“We have not.” Elizabeth’s calm voice answered him. “What the girl did was entirely of her own volition. She did it for your sake, and since it is apparent that she plans to collect the reward of her disinterested effort we have considered that a formal expression of thanks would be superfluous.”
“I see. I see. Well, perhaps you’re right. I shall not quarrel with your point of view. And you’re all quite certain you will never recede from your attitude of hostility toward Nan—under no circumstances, to recognize her as my wife and extend to her the hospitality of The Dreamerie?”
He challenged his father with a look and the old man slowly nodded an affirmative. His mother thought Donald was about to yield to their opposition and nodded likewise. “I have already answered that question,” Jane murmured tragically, and Elizabeth again reminded him that it was not necessary for him to make a fool of himself.
“Well, I’m glad this affair has been ironed out—at last,” Donald assured them. “I had cherished the hope that when you knew Nan better—” He choked up for a moment, then laid his hands on his father’s shoulders. “Well, sir,” he gulped, “I’m going down to the Sawdust Pile and thank Nan for saving my life.

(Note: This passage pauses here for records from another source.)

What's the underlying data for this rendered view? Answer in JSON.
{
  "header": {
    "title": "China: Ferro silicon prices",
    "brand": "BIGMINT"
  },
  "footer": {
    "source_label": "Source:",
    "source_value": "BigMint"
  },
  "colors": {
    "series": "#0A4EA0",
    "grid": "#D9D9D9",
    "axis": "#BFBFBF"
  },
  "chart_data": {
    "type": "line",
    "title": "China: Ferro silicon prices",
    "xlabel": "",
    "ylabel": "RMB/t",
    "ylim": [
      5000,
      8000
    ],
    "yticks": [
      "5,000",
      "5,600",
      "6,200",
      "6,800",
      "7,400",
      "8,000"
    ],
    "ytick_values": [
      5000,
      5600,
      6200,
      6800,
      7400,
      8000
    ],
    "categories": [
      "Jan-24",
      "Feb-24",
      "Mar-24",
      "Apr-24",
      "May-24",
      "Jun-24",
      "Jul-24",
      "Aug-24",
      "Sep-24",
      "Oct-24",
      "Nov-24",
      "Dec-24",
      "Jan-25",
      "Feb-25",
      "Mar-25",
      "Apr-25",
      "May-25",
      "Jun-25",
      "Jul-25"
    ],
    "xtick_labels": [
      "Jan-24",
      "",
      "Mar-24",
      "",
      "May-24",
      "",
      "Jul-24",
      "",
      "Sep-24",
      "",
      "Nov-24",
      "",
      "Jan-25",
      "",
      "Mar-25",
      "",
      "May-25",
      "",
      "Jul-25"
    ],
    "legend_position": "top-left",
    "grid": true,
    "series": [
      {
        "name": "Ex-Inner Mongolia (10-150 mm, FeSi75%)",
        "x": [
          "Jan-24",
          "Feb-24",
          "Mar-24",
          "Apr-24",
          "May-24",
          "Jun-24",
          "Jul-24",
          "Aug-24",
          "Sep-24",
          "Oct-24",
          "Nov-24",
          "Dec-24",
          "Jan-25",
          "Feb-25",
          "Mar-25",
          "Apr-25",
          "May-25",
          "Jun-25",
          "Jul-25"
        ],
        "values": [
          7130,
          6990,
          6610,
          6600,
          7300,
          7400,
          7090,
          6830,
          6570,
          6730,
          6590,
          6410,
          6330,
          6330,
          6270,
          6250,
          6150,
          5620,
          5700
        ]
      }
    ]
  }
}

Not,” he added bitterly, “that I anticipate enjoying that life to the fullest for some years to come. If I did not believe that time will solve the problem—”
The Laird’s heart leaped. “Tush, tush, boy. Run along and don’t do anything foolish.” He slapped Donald heartily across the back while the decisive sweep of that same hand an instant later informed the women of his household that it would be unnecessary to discuss this painful matter further.
“I understand just how you feel, dad. I hold no resentment,” Donald assured him, and dragged The Laird close to him in a filial embrace. He crossed the room and kissed his mother, who clung to him a moment, tearfully; seeing him so submissive, Jane and Elizabeth each came up and claimed the right to embrace him with sisterly affection.
The butler entered to announce that the car was waiting at the front door. Old Hector helped his son into a great coat and Mrs. McKaye wound a reefer around his neck and tucked the ends inside the coat. Then The Laird helped him into the car; as it rolled slowly down the cliff road, Old Hector snorted with relief.
“By Judas,” he declared, “I never dreamed the boy would accept such an ultimatum.”
“Well, the way to find out is to try,” Elizabeth suggested. “Sorry to have been forced to disregard that optical S.O.S. of yours, Dad, but I realized that we had to strike now or never.”
“Whew-w-w!” The Laird whistled again.
With the license of long familiarity, Donald knocked at the front door of the Brent cottage to announce his arrival; then, without awaiting permission to enter, he opened the door and met Nan in the tiny hall hurrying to admit him.